Research-based vs. Preference-driven Teaching

I recently had a Twitter conversation with a researcher from the Netherlands who was reiterating the importance of using research to guide practice.  He pointed me to this journal article from the mid-90s, which raises concern over educators who have a tendency to use preference to guide their practice, even if their preferences defy research.  The paper identifies this as both (understandably) problematic and (surprisingly?) common.

This brings to mind a relatively recent article from the Edmonton Journal.  Ever since this debacle a few years ago, Edmonton media does a great job of portraying this part of the country as a hotspot of poor assessment practices.  I hope that there is a disconnect between the reports of the media and the actual practice being employed in classrooms there, but their local media sure seem to have a love affair with promoting practice that is based primarily on preference and that laughs in the face of research.  It tends to paint such practice as bold, brave, and desirable.  Equally as concerning are the public comments which further support such preference-driven practice while bashing research.  I find this “if it feels good it must be good” approach to be troubling.  Why does statistical data not have a more prominent role in determining what happens in our schools?  Why is so much left to preference?  (As an aside, I do realize that statistical data can be taken to the extreme and used in places where it doesn’t apply.  Particularly when dealing with people, not everyone fits into typical statistics and I’m aware of that.  I’m looking forward to reading this book for more on that topic).

It’s tough to stay on top of the research.  There is so much to know and limited time to learn.  Educators have a never-ending stream of tasks to be done in any given day, and sifting through journals to find information pertinent to our individual areas of desired growth is a nice wish but not a reality for any educators I’ve ever met.  Not to mention that for many (most?) people, sifting through journal articles doesn’t make it into the “ways I enjoy spending my time” category.  Even if it was something a particular teacher enjoyed, Hardiman et al. point out that “teachers do not typically possess the background knowledge that is necessary to parse research articles and apply findings in appropriate contexts”(p.136). And yet, despite the difficulties that are inherent in being wise consumers of research who use research to inform and drive our practice, I firmly believe that we can do more; we can do better.  There simply must be a way.

Twitter has become such a tool for me, (read more about how I use Twitter for my professional development here), but it has its limitations too.  Twitter can become a venue for groupthink or a means of propagating  preference-based practice if opinions are left unchecked.  With the right connections and knowledge of where to look it can, thankfully, also be a sharing space for research.  Unfortunately the latter is more difficult to find.  There are opinions aplenty but sharing of research among educators seems to be a much less common occurrence.
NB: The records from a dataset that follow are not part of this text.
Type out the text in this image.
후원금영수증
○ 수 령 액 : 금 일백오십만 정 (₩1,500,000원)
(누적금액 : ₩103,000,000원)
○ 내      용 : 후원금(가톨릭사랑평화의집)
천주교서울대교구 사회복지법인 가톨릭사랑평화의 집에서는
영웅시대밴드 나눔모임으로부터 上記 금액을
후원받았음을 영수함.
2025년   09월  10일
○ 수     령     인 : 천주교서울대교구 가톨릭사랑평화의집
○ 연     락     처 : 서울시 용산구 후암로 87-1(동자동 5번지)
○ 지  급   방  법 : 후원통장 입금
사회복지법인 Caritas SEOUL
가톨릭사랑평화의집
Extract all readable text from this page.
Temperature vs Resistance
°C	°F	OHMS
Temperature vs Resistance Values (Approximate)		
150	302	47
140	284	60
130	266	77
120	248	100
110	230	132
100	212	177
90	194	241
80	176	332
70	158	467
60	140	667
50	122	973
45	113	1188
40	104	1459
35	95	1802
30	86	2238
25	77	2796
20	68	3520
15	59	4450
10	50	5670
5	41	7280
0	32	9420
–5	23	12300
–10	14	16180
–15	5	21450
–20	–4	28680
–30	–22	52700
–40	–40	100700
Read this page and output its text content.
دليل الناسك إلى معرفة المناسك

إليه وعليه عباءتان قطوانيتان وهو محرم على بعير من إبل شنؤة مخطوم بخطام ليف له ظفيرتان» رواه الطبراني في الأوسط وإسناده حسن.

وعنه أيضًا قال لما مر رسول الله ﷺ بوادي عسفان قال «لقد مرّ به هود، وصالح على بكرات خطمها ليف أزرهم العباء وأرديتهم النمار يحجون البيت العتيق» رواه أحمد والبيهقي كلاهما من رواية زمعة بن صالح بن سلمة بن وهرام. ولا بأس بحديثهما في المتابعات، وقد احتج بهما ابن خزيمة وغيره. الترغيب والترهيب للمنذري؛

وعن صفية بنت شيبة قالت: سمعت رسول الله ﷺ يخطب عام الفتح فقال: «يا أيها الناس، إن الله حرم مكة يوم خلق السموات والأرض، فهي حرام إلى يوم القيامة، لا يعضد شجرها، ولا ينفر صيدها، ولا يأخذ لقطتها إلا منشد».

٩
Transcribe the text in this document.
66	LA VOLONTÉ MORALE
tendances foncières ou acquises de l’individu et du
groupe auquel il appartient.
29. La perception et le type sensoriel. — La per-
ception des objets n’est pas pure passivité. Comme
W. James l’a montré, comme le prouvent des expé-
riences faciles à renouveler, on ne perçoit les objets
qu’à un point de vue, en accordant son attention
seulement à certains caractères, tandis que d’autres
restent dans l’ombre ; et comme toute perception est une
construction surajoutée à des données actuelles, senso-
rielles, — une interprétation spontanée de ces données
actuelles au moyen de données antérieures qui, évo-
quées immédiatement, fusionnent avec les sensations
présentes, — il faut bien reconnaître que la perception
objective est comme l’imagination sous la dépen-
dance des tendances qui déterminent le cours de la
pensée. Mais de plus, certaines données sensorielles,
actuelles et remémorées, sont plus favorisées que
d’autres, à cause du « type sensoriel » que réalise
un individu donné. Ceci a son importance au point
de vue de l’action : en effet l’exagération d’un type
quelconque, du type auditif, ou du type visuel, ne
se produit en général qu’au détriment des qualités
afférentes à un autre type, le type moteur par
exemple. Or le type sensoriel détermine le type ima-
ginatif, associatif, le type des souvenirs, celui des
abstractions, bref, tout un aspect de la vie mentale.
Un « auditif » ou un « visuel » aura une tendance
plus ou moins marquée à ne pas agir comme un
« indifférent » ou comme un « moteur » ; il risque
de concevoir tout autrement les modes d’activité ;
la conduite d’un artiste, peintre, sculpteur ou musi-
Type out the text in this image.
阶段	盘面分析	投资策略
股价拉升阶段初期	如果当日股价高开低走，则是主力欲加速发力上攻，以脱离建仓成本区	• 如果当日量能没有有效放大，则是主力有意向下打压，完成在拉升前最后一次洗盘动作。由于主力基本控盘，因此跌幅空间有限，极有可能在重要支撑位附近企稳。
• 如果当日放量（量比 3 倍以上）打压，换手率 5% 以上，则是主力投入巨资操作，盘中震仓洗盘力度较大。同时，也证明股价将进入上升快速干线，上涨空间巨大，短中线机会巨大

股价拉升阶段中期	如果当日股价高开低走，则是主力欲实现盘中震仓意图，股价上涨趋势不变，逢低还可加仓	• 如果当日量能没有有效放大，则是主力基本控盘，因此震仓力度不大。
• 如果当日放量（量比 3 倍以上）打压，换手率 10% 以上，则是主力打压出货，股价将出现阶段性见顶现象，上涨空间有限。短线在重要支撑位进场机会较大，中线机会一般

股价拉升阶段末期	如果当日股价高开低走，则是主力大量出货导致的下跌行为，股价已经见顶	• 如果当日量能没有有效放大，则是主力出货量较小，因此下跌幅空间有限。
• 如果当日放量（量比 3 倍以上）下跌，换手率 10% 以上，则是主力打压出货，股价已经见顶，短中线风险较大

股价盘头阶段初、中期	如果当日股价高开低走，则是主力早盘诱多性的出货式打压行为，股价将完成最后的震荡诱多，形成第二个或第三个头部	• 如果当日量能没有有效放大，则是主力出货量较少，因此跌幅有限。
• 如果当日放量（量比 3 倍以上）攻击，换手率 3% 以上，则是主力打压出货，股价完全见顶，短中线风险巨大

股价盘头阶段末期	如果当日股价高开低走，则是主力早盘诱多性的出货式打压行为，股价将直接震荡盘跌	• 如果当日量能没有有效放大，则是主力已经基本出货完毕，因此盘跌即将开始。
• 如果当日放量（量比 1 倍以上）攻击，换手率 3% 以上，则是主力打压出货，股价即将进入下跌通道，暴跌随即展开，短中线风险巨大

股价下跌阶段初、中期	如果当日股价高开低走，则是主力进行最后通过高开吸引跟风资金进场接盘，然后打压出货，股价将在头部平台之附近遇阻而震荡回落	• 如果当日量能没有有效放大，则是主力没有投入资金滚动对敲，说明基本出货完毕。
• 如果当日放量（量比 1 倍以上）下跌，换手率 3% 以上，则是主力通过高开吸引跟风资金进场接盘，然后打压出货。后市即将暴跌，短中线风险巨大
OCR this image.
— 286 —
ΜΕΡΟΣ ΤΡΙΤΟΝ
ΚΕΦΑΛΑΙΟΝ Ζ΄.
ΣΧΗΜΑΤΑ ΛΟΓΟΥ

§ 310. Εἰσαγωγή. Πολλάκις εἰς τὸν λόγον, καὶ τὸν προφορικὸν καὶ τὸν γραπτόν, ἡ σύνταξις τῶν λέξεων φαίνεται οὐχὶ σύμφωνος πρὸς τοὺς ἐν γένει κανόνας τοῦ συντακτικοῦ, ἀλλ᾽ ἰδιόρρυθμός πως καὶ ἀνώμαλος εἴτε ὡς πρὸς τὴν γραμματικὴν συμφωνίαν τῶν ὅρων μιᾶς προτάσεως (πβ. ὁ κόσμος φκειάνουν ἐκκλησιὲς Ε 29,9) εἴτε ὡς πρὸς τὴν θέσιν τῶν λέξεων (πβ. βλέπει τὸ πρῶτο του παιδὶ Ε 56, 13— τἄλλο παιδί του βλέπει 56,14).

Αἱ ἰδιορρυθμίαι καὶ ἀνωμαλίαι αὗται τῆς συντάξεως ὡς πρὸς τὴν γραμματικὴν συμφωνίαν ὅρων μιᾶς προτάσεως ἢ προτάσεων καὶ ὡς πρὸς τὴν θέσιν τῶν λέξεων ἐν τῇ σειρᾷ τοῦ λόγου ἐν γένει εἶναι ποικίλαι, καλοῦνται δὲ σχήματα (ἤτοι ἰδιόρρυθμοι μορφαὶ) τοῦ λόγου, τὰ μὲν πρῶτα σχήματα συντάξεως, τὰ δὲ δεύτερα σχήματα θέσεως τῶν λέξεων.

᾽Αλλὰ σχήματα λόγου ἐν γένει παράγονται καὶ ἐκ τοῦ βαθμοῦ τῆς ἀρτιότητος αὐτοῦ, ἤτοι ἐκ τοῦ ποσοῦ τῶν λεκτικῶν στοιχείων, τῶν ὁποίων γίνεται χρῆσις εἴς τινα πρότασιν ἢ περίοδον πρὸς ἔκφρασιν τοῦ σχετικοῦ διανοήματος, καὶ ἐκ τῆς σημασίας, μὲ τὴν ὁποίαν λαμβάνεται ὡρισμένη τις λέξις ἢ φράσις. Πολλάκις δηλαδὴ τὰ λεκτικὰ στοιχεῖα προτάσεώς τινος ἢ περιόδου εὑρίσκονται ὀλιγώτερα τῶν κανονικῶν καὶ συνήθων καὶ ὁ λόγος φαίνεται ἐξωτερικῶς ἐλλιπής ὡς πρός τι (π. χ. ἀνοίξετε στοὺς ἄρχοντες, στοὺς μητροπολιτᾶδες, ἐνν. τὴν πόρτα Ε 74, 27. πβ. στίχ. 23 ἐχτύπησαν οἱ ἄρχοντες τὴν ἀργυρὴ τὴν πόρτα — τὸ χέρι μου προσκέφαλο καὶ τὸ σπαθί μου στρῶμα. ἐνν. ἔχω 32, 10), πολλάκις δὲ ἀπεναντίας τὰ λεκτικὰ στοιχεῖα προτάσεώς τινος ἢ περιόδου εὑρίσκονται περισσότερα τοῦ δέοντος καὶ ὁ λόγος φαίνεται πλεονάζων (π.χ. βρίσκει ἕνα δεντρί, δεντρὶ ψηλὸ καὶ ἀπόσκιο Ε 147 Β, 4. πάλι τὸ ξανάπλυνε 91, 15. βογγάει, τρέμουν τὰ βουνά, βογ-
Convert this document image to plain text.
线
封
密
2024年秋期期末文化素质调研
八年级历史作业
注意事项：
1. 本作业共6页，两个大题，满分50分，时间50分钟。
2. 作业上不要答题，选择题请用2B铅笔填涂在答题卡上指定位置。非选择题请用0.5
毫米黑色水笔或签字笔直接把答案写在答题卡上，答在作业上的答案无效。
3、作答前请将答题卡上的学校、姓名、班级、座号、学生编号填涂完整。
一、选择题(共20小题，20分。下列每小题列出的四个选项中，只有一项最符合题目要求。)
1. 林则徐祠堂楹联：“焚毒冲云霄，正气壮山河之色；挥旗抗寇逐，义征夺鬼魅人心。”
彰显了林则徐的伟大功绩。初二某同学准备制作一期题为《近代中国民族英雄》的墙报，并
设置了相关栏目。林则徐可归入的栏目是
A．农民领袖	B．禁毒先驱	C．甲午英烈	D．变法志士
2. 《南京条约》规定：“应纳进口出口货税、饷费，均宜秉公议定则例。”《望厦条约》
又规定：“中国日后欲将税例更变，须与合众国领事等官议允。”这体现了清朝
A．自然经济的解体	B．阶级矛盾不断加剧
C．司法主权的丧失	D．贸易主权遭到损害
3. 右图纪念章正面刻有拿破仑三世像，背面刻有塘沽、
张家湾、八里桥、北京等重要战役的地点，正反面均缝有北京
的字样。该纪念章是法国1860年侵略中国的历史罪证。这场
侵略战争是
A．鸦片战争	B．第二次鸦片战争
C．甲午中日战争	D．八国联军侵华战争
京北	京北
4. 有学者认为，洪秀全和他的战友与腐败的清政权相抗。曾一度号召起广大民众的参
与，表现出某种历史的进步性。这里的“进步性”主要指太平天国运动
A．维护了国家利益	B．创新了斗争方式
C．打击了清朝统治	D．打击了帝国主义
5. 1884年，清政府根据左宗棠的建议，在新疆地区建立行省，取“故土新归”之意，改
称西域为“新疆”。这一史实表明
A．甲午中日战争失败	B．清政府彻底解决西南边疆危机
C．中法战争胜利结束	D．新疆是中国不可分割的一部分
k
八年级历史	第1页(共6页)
I’m not sure exactly what this means for educators in general, but I do have some ideas of what I’d like it to mean for me.  I’d like research to take a more dominant role in my practice.  Not the “I think I read it in a book somewhere so I’ll defend my practice by prefacing my conversation with generic ‘research says'”kind of research (oh, I’m guilty of using that tactic!), but the more authentic “these researchers in this study in this year found these findings and this is the conclusion that I’m drawing from that” kind of research.

Don’t get me wrong.  I don’t think that’s the answer for everyone.  I think that most of us, certainly, could benefit from having an increased general awareness of education-related research data and we could be more intentional in sharing that data and in using that data to drive our practice, but I think there’s room for variation in specifically how that looks from one person to the next.  Could we each agree, however, to be a little more intentional in reading, finding, and sharing data that can inform our practice?  I’m willing to venture a guess that the results of this would be noteworthy.  After all, ‘research says’.